Edwin Monroe Bacon
Edwin Monroe Bacon |
---|
Bacon c. 1896 |
Born |
October 22, 1844 |
---|
Died |
1916 |
---|
Occupation |
Newspaper editor and writer |
---|
Nationality |
English |
---|
Edwin Monroe Bacon (October 20, 1844 - 1916)[1] was a writer and editor who worked for the Boston Daily Advertiser and The Boston Globe and also wrote books about Boston, Massachusetts, and New England. He was born on October 20, 1844, in Providence, Rhode Island, and attended school in Foxboro, Massachusetts. He worked for the Boston Daily Advertiser (1863-1886, intermittently); Illustrated Chicago News (1864-1868); The New York Times (1868-1872); Boston Globe (1873–78); The Boston Post (1886-1891); The Time and the Hour (1897-1900).[2][3][4] He sometimes wrote under the pen-name "Taverner."[5] In 1880, Dartmouth College awarded Bacon an honorary M.A. degree.
Selected works
- With George Edward Ellis. Bacon's dictionary of Boston. Houghton, Mifflin and company, 1886.
- With Edward Stanwood. Boston illustrated: containing full descriptions of the city and its immediate suburbs, its public buildings and institutions, business edifices, parks and avenues, statues, harbor and islands, etc., etc., revised ed. Houghton, Mifflin and Co., 1886.
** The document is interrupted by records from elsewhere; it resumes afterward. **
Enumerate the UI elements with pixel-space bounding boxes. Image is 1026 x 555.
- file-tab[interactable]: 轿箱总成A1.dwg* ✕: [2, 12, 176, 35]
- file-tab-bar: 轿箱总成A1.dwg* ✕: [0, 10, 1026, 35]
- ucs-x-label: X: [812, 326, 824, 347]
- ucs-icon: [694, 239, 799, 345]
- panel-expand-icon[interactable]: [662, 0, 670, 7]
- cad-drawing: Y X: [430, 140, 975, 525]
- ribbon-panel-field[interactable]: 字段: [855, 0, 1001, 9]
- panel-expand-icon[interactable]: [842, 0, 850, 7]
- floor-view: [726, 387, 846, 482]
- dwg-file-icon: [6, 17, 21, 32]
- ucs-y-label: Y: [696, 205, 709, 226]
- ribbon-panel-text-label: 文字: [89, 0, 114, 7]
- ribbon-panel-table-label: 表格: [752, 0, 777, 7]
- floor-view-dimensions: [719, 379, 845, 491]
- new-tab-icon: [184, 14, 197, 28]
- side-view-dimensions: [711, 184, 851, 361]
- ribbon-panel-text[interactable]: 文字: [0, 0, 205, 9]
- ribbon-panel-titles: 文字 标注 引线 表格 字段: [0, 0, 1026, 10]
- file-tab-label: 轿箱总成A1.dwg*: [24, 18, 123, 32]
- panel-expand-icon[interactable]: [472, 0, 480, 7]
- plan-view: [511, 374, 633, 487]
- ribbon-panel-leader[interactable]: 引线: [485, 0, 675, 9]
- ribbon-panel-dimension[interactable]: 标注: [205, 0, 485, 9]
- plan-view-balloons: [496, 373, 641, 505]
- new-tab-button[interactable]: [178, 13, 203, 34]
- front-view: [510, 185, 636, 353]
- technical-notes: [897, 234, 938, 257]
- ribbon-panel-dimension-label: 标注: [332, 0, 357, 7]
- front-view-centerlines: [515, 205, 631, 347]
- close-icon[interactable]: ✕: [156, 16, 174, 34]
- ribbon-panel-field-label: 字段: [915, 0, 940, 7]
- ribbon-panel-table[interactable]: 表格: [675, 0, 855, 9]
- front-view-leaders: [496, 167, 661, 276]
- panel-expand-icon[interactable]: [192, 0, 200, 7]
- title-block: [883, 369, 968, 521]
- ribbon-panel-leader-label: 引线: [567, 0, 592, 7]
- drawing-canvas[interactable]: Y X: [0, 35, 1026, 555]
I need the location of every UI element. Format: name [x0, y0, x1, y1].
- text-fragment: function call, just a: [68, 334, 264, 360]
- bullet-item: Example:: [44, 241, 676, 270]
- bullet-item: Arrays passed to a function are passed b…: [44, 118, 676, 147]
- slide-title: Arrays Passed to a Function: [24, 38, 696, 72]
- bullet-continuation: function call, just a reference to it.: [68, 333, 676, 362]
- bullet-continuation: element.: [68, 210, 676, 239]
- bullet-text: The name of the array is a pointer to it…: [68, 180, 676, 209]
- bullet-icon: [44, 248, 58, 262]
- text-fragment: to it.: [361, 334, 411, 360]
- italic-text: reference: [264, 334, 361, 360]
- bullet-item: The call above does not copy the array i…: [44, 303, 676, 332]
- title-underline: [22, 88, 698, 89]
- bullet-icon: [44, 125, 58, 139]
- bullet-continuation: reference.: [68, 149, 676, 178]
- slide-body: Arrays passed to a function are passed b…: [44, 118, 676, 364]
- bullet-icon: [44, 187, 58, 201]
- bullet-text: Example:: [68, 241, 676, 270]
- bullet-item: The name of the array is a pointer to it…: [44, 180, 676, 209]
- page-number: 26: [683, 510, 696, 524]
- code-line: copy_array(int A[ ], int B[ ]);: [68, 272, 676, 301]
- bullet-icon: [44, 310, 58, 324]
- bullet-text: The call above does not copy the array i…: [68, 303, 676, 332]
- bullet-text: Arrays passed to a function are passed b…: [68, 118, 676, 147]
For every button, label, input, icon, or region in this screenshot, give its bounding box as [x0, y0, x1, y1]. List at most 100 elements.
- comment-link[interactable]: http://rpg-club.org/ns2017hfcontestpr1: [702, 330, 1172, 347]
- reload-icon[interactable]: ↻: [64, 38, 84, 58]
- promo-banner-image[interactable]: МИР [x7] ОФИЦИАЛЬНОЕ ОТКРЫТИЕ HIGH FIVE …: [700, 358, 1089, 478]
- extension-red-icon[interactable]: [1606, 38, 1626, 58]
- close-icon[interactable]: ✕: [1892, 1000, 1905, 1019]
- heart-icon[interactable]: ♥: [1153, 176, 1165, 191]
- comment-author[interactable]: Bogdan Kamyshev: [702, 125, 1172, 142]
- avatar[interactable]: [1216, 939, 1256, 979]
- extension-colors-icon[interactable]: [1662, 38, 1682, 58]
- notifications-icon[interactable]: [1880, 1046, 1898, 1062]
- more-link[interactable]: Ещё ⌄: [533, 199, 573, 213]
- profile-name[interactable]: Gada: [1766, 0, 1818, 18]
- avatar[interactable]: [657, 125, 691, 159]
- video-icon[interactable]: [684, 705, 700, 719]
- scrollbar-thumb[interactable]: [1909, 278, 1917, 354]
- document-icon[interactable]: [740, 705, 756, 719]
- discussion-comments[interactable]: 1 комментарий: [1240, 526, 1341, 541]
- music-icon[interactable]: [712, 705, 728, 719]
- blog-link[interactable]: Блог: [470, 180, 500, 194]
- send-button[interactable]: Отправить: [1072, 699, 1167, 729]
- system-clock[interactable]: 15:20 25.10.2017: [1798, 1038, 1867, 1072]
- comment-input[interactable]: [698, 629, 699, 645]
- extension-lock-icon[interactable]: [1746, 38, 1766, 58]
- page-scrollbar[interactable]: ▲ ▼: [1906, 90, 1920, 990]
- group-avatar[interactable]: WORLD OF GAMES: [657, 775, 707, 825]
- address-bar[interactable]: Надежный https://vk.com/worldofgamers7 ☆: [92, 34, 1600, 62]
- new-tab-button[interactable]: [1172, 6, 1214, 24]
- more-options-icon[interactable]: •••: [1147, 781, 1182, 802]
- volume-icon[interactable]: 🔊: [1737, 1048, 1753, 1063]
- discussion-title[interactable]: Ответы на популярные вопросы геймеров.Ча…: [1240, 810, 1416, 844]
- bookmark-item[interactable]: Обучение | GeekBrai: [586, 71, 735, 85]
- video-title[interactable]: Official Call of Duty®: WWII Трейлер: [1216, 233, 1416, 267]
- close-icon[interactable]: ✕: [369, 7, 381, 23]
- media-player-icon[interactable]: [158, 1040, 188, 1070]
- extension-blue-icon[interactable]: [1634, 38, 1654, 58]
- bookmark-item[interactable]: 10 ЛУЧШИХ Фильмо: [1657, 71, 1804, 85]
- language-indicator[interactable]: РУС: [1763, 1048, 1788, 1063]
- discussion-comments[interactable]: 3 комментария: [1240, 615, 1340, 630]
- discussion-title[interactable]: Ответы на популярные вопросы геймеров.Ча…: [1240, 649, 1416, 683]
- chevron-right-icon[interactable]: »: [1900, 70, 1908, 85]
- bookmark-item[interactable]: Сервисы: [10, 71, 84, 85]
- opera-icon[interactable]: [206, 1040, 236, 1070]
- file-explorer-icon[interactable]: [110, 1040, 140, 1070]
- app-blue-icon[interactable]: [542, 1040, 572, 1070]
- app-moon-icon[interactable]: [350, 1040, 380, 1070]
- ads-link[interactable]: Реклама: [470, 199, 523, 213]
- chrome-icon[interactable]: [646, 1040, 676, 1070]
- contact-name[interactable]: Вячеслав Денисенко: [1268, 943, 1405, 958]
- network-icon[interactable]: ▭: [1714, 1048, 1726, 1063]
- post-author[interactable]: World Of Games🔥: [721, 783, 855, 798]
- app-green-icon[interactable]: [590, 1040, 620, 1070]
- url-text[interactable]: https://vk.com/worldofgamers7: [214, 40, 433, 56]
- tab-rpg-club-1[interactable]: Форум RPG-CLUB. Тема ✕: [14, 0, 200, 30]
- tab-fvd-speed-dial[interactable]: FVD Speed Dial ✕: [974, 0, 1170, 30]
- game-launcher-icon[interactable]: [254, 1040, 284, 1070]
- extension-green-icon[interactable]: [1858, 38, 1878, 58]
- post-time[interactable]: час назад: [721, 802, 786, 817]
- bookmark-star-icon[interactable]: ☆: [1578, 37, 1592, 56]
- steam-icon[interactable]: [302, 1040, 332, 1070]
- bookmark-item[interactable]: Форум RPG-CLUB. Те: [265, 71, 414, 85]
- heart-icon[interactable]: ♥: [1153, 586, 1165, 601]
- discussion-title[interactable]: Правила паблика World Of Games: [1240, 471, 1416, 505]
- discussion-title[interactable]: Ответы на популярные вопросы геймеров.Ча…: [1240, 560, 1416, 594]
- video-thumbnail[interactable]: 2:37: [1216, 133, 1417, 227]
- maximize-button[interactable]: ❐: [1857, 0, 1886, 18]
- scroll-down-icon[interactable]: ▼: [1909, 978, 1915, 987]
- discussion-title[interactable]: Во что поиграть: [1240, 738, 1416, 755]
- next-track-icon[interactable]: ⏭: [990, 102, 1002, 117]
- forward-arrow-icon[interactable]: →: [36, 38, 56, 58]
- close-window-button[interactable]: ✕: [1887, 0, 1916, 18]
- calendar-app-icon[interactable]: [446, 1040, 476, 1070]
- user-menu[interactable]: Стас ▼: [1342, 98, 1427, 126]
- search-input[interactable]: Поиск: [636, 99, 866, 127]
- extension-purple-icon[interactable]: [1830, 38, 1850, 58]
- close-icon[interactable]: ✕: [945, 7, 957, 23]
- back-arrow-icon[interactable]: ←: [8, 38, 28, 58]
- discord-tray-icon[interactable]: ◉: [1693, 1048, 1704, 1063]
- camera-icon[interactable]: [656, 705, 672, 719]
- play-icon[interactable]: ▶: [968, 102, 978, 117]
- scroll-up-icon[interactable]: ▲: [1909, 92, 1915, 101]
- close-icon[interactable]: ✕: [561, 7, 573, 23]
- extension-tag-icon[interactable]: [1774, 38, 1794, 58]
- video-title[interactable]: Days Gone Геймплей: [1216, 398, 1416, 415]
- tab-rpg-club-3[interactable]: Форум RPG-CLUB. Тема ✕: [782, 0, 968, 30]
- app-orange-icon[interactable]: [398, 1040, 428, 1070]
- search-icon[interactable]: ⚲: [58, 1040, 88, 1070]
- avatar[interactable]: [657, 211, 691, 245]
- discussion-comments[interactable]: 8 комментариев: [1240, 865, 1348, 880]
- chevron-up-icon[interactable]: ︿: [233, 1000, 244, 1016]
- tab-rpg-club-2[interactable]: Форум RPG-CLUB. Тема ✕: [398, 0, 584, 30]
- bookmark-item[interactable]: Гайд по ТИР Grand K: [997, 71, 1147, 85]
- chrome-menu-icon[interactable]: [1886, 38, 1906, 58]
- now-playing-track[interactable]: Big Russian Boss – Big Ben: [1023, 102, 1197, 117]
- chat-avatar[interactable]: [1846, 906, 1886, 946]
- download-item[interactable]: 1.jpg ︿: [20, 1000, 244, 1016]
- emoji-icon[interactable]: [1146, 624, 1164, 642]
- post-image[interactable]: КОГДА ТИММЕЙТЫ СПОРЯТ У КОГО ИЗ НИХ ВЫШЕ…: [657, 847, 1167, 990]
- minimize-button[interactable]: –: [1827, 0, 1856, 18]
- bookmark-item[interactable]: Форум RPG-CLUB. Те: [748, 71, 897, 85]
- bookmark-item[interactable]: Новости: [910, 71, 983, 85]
- With Richard Herndon. Boston of to-day: a glance at its history and characteristics. With biographical sketches and portraits of many of its professional and business men. Boston: Post Publishing Company, 1892.
- Historic pilgrimages in New England: among landmarks of Pilgrim and Puritan days and of the provincial and revolutionary periods. Silver, Burdett & Company, 1898.
- Walks and rides in the country round about Boston: covering thirty-six cities and towns, parks and public reservations, within a radius of twelve miles from the State house. Pub. for the Appalachian Mountain Club by Houghton, Mifflin and company, 1898.
- The Connecticut River and the Valley of the Connecticut. Historical and descriptive. G. P. Putnam's Sons, New York, 1906.